Preço das frutas dispara em Belém e altas chegam a 25% em março

O custo de vida em Belém apresentou uma nova pressão inflacionária no início de 2026, impulsionado pela alta significativa no preço das frutas. Segundo levantamento do DIEESE/PA realizado em feiras livres e supermercados da capital, o mês de março registrou reajustes severos, com destaque para o mamão, que ficou 25,53% mais caro em apenas trinta dias.

O balanço do primeiro trimestre aponta que a maioria das frutas pesquisadas subiu acima da inflação estimada para o período, que foi de 1,3%, evidenciando um cenário de carestia para as famílias paraenses. Entre janeiro e março, os aumentos mais expressivos ocorreram no mamão (12,52%), no abacaxi (12,47%) e na tangerina (12,04%).

Nos últimos 12 meses, a situação é ainda mais crítica para o orçamento doméstico, com a tangerina acumulando uma alta de 27,49% e o abacaxi subindo 22,82%. O DIEESE/PA atribui essa escalada de preços a uma combinação de fatores logísticos e climáticos.

Impacto dos fatores logísticos e climáticos

A forte dependência do Pará de produtos vindos de outros estados torna os preços locais extremamente sensíveis ao aumento do frete, que é diretamente impactado pela instabilidade internacional no mercado de petróleo e consequente alta dos combustíveis. Além disso, o período de entressafra e as chuvas intensas da região amazônica dificultam o transporte e elevam as perdas durante a distribuição.

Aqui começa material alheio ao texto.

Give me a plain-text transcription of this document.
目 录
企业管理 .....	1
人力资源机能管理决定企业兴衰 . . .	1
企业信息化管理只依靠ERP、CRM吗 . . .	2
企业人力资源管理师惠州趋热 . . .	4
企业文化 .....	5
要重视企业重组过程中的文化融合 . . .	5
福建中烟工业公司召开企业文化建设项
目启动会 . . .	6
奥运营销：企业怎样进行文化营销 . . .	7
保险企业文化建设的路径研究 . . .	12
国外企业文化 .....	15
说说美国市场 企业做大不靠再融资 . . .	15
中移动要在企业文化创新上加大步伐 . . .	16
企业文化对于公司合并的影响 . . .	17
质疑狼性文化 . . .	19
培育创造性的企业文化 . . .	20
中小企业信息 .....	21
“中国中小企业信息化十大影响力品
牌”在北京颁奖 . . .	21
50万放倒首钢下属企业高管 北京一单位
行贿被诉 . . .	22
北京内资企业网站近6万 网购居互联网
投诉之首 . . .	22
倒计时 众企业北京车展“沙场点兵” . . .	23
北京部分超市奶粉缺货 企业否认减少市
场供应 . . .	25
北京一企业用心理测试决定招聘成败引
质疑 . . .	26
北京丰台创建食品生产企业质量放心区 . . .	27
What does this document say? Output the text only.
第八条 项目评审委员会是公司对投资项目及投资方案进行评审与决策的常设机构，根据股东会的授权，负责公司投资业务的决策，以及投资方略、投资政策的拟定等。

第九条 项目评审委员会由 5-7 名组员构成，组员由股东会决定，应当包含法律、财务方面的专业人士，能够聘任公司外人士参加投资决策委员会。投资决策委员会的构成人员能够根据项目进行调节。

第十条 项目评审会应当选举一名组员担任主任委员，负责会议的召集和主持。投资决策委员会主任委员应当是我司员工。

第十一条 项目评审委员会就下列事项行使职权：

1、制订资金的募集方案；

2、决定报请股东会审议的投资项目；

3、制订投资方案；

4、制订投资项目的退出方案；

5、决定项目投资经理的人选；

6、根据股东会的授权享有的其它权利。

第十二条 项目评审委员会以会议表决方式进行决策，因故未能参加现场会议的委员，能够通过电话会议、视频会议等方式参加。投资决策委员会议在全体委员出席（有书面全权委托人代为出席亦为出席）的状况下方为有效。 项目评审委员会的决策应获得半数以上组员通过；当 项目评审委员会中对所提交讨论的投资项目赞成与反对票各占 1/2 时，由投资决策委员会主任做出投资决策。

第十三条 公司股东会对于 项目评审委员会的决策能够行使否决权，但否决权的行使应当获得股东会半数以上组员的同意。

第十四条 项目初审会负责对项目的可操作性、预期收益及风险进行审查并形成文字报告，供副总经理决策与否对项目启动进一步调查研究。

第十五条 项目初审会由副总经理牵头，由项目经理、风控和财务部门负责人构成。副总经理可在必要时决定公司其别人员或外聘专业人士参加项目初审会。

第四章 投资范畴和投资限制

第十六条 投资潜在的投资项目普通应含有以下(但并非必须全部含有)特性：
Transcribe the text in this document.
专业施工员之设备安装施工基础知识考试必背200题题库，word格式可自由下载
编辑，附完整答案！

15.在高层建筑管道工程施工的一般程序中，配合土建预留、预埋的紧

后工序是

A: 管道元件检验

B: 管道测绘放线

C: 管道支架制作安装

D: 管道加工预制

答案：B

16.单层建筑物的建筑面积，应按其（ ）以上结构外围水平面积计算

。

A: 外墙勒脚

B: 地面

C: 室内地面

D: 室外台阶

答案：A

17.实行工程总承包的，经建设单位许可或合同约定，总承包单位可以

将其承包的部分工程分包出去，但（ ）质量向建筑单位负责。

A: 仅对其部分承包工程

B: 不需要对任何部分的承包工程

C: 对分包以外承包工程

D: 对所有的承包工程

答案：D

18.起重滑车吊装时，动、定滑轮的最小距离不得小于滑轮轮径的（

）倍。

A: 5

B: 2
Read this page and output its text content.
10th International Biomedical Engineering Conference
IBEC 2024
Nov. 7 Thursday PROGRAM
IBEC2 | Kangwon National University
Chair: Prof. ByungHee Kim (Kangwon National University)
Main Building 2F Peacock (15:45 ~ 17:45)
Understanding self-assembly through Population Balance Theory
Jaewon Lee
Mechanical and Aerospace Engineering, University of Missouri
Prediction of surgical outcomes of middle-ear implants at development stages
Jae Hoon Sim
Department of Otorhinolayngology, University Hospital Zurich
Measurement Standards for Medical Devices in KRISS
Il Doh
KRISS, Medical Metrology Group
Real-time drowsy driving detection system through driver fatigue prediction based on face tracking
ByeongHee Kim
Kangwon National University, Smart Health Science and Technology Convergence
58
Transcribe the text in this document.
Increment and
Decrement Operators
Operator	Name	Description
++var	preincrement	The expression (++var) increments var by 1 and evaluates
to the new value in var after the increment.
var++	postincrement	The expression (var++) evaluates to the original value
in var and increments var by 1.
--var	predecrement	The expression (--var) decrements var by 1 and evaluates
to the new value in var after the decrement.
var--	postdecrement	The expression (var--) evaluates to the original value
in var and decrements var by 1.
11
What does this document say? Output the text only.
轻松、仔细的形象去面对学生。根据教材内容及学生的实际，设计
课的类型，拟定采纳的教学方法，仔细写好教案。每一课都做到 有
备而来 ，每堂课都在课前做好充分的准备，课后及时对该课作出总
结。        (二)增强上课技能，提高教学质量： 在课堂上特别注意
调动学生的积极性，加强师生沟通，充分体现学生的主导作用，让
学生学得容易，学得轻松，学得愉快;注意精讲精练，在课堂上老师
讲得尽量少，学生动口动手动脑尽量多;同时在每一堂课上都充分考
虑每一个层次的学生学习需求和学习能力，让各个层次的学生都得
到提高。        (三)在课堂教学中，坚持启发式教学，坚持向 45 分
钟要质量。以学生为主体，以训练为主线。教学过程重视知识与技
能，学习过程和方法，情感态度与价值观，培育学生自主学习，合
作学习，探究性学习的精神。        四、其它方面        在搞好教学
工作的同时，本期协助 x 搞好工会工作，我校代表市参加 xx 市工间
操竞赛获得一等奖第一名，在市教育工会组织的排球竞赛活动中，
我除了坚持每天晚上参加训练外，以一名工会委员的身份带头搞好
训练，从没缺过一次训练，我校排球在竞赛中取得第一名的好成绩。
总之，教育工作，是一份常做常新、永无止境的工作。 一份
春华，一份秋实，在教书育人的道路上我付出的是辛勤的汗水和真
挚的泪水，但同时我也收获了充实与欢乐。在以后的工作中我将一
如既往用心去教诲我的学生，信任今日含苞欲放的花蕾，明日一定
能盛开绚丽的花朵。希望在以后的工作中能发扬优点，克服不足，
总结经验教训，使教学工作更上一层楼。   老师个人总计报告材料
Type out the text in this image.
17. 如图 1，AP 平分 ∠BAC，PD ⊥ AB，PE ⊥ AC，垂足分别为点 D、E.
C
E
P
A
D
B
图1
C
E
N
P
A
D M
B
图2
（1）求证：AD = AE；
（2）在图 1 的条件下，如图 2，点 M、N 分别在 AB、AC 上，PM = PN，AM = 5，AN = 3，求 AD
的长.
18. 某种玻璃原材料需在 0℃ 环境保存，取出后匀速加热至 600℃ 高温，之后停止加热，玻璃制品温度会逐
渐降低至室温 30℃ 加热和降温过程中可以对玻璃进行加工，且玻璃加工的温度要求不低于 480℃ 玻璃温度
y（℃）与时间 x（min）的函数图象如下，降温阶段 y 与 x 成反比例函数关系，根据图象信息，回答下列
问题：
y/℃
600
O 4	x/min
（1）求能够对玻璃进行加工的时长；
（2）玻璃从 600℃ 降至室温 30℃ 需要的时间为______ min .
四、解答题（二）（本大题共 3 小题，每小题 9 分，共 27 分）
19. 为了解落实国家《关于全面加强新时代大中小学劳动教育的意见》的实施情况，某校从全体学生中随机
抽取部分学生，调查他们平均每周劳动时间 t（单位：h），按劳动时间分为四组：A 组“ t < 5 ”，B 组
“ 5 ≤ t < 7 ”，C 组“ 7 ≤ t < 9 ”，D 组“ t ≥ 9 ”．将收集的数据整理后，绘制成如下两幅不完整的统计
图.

Apesar do cenário de alta, alguns itens apresentaram queda, oferecendo um leve alívio pontual. O abacate registrou o recuo mais expressivo no trimestre, com queda de 42,46%, seguido pelo limão, que barateou 33,38% no mesmo intervalo. No entanto, a tendência para os próximos meses permanece de volatilidade e manutenção de valores elevados.

Recomendações para o consumidor

A orientação para o consumidor é pesquisar e buscar itens da estação, já que a pressão inflacionária deve continuar impactando o abastecimento ao longo de todo o primeiro semestre de 2026.